Ilha de vegetação com indivíduos de N. itapetinga
Antonio Campos Rocha
Embora esteja incluída em áreas de conservação, a nova espécie possui uma população total de adultos inferior a 250 indivíduos, e esse número tende a diminuir.
O fato chama atenção já que a planta ocorre no Parque Estadual de Itapetinga (PEI) e no Monumento Natural Estadual da Pedra Grande (Mona Pedra Grande), duas unidades de conservação de proteção integral na Serra do Itapetinga, que integram o Contínuo Cantareira.
“Isso tem a ver com o fato de muitas áreas ali terem um fluxo desordenado e grande de visitantes.
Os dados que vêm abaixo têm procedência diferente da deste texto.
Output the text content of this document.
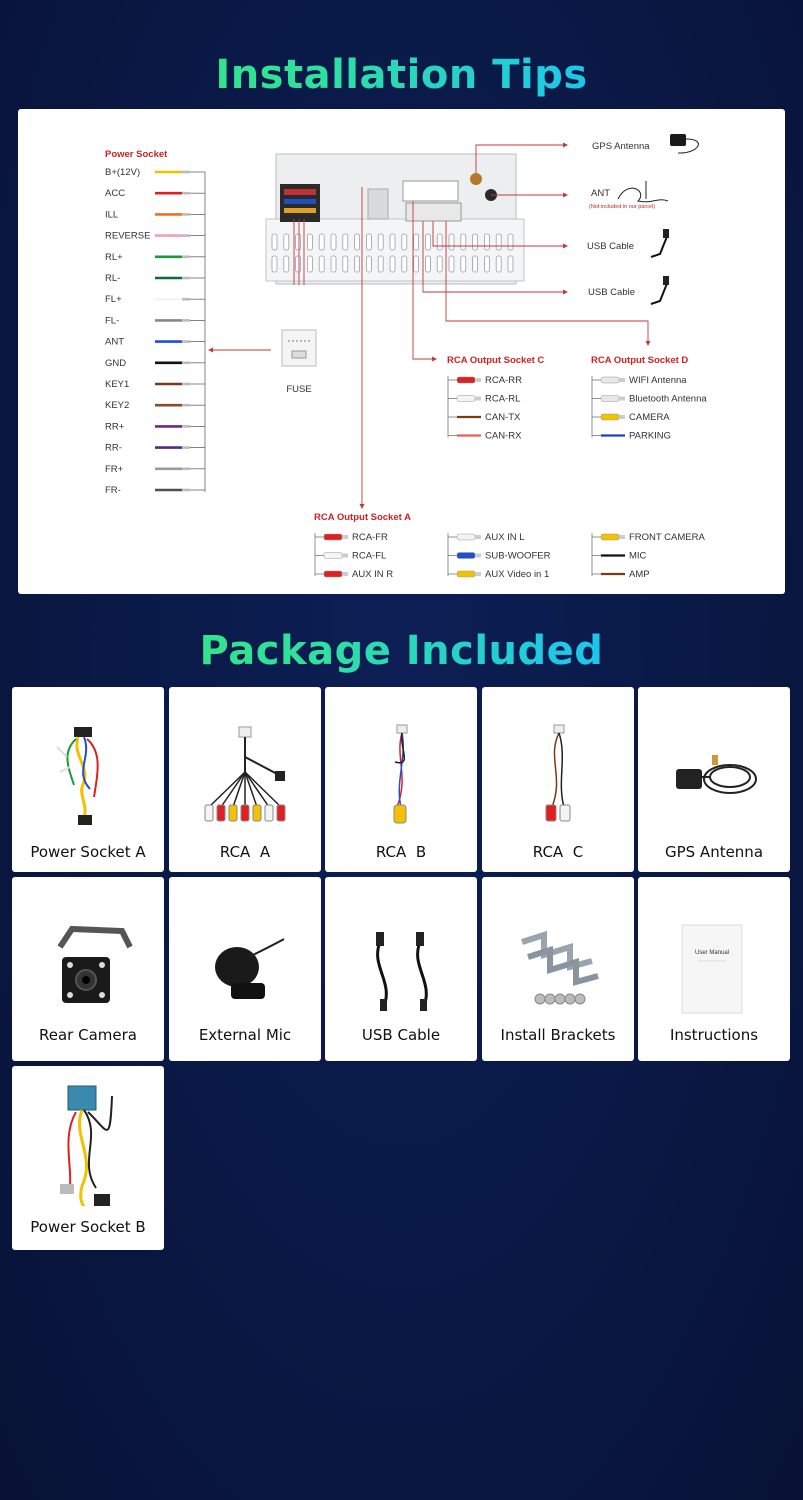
Installation Tips
FUSE
Power Socket
B+(12V)
ACC
ILL
REVERSE
RL+
RL-
FL+
FL-
ANT
GND
KEY1
KEY2
RR+
RR-
FR+
FR-
GPS Antenna
ANT
(Not included in our parcel)
USB Cable
USB Cable
RCA Output Socket C
RCA-RR
RCA-RL
CAN-TX
CAN-RX
RCA Output Socket D
WIFI Antenna
Bluetooth Antenna
CAMERA
PARKING
RCA Output Socket A
RCA-FR
RCA-FL
AUX IN R
AUX IN L
SUB-WOOFER
AUX Video in 1
FRONT CAMERA
MIC
AMP
Package Included
Power Socket A	RCA  A	RCA  B	RCA  C	GPS Antenna
Rear Camera	External Mic	USB Cable	Install Brackets
User Manual
Instructions
Power Socket B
Em anos recentes, isso passou a ter um certo controle, mas ainda tem a questão da competição com espécies invasoras (braqueara, capim gordura), incêndios florestas e a presença de animais domésticos (bovinos, equinos)”, enumera o botânico.
Antonio fala sobre a importância da nomenclatura e formalização do registro científico para a orientação de políticas de conservação da espécie e até para ela não seja confundida com outras espécies do gênero que têm potencial invasor.
“É possível fazer um estudo melhor da população, como ela está evoluindo ao longo do tempo e isso pode impactar, por exemplo, na hora de rever o zoneamento das unidades de conservação”, diz.